Ainsi pleignoit ses maux le heros des vandales,
Lors que de l’enchanteur les malices fatales,
Jettoient sur son navire un charme assoupissant,
Aussi caché que prompt, aussi froid que puissant.
Par l’oculte pouvoir de sa noire magie,
Soldats et mariniers tombent en lethargie :
Et le prince luy mesme, en un profond repos,
Esprouve la vapeur des magiques pavots.
O justice du ciel, que tout roy te doit craindre !
Pour punir Alaric d’avoir osé se pleindre,
Dieu permet au demon d’attaquer sa vertu,
Car qui doit triompher sans avoir combattu ?

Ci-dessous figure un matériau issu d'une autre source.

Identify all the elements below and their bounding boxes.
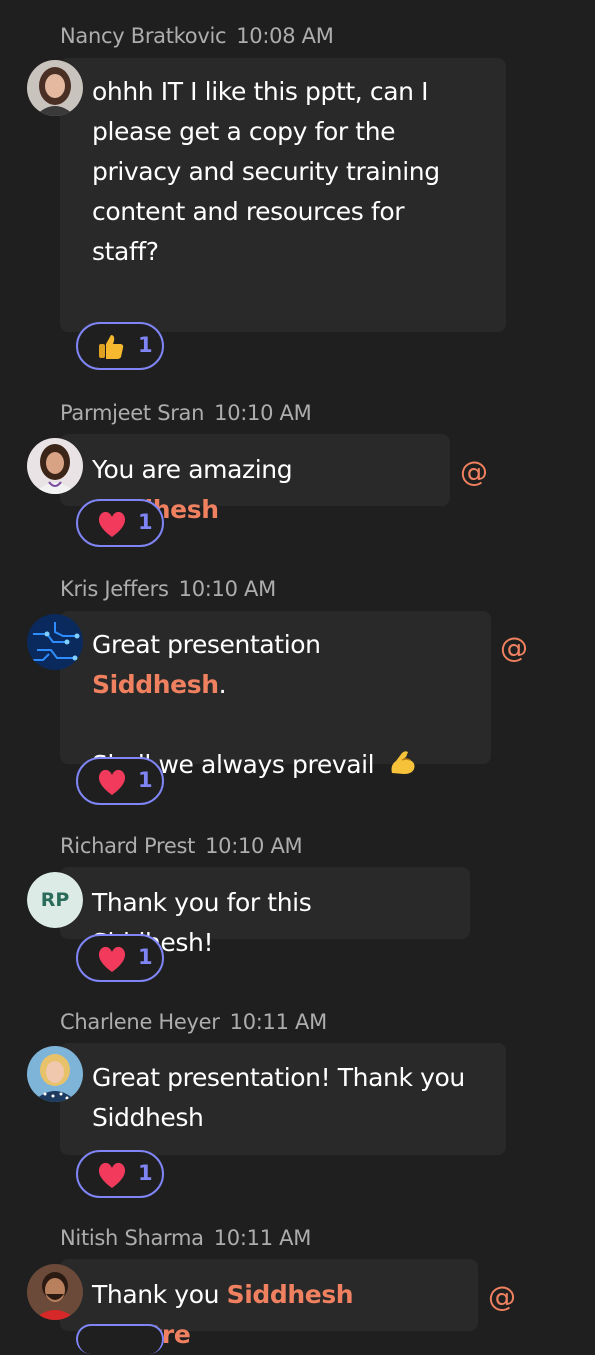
- heart-icon: [96, 944, 128, 978]
- message-meta: Parmjeet Sran 10:10 AM: [60, 401, 312, 425]
- mention-at-icon[interactable]: @: [460, 455, 488, 488]
- avatar[interactable]: [27, 614, 83, 670]
- message-text-line: staff?: [92, 237, 159, 266]
- mention-at-icon[interactable]: @: [500, 631, 528, 664]
- author-name[interactable]: Parmjeet Sran: [60, 401, 204, 425]
- message-item: Nancy Bratkovic 10:08 AM ohhh IT I like t…: [0, 24, 595, 384]
- reaction-count: 1: [138, 333, 153, 357]
- message-text: Thank you: [92, 1280, 227, 1309]
- message-bubble[interactable]: Great presentation! Thank you Siddhesh: [60, 1043, 506, 1155]
- author-name[interactable]: Charlene Heyer: [60, 1010, 220, 1034]
- message-meta: Nitish Sharma 10:11 AM: [60, 1226, 311, 1250]
- message-text: Great presentation: [92, 630, 321, 659]
- reaction-pill[interactable]: 1: [76, 499, 164, 547]
- thumbs-up-icon: [96, 332, 126, 366]
- reaction-count: 1: [138, 510, 153, 534]
- timestamp: 10:11 AM: [213, 1226, 312, 1250]
- mention-link[interactable]: Siddhesh: [92, 670, 219, 699]
- heart-icon: [96, 1160, 128, 1194]
- author-name[interactable]: Kris Jeffers: [60, 577, 169, 601]
- author-name[interactable]: Nancy Bratkovic: [60, 24, 227, 48]
- message-bubble[interactable]: Thank you Siddhesh Mhatre: [60, 1259, 478, 1349]
- message-item: Richard Prest 10:10 AM Thank you for this…: [0, 834, 595, 994]
- message-item: Charlene Heyer 10:11 AM Great presentatio…: [0, 1010, 595, 1210]
- message-bubble[interactable]: Great presentation Siddhesh. Shall we al…: [60, 611, 491, 779]
- avatar[interactable]: [27, 1264, 83, 1320]
- author-name[interactable]: Nitish Sharma: [60, 1226, 204, 1250]
- mention-at-icon[interactable]: @: [488, 1280, 516, 1313]
- message-meta: Charlene Heyer 10:11 AM: [60, 1010, 327, 1034]
- message-text-line: please get a copy for the: [92, 117, 396, 146]
- message-meta: Richard Prest 10:10 AM: [60, 834, 303, 858]
- message-meta: Nancy Bratkovic 10:08 AM: [60, 24, 334, 48]
- reaction-pill[interactable]: 1: [76, 322, 164, 370]
- message-text-line: Siddhesh: [92, 1103, 204, 1132]
- message-item: Parmjeet Sran 10:10 AM You are amazing Si…: [0, 401, 595, 561]
- timestamp: 10:08 AM: [236, 24, 334, 48]
- timestamp: 10:11 AM: [229, 1010, 328, 1034]
- message-text-punct: .: [218, 670, 227, 699]
- reaction-count: 1: [138, 1161, 153, 1185]
- author-name[interactable]: Richard Prest: [60, 834, 195, 858]
- avatar[interactable]: RP: [27, 872, 83, 928]
- timestamp: 10:10 AM: [205, 834, 303, 858]
- message-item: Kris Jeffers 10:10 AM Great presentation …: [0, 577, 595, 817]
- reaction-pill[interactable]: 1: [76, 757, 164, 805]
- avatar[interactable]: [27, 438, 83, 494]
- avatar[interactable]: [27, 60, 83, 116]
- flexed-biceps-icon: [388, 747, 418, 789]
- message-text-line: ohhh IT I like this pptt, can I: [92, 77, 429, 106]
- message-bubble[interactable]: You are amazing Siddhesh: [60, 434, 450, 524]
- reaction-count: 1: [138, 945, 153, 969]
- heart-icon: [96, 509, 128, 543]
- reaction-count: 1: [138, 768, 153, 792]
- message-text-line: Great presentation! Thank you: [92, 1063, 465, 1092]
- message-text: You are amazing: [92, 455, 293, 484]
- message-text-line: privacy and security training: [92, 157, 440, 186]
- timestamp: 10:10 AM: [178, 577, 277, 601]
- avatar[interactable]: [27, 1046, 83, 1102]
- message-text-line: content and resources for: [92, 197, 405, 226]
- timestamp: 10:10 AM: [214, 401, 312, 425]
- heart-icon: [96, 767, 128, 801]
- reaction-pill[interactable]: 1: [76, 1150, 164, 1198]
- message-meta: Kris Jeffers 10:10 AM: [60, 577, 276, 601]
- message-bubble[interactable]: Thank you for this Siddhesh!: [60, 867, 470, 957]
- message-item: Nitish Sharma 10:11 AM Thank you Siddhesh…: [0, 1226, 595, 1354]
- avatar-initials: RP: [27, 872, 83, 928]
- message-text-line: Great presentation Siddhesh.: [92, 625, 459, 705]
- reaction-pill[interactable]: 1: [76, 934, 164, 982]
- message-bubble[interactable]: ohhh IT I like this pptt, can I please g…: [60, 58, 506, 332]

Sa faute vient d’une ame, et constante, et fidelle,
Mais sa noble foiblesse est pourtant criminelle :
Un heros n’est qu’un homme, et cette affliction,
Le fera souvenir de sa condition.
L’image de la mort est par tout le navire ;
A peine connoist-on si le soldat respire ;
Et le pilotte mesme attaqué du demon,
Ne voit plus, n’agit plus, et dort sur son tymon.
Un sommeil general assoupit tout le monde ;
Rigilde et ses esprits, jettent l’anchre dans l’onde ;
Et la flotte qui voit l’amiral arresté,
Jette l’anchre à son tour ainsi qu’il l’a jetté.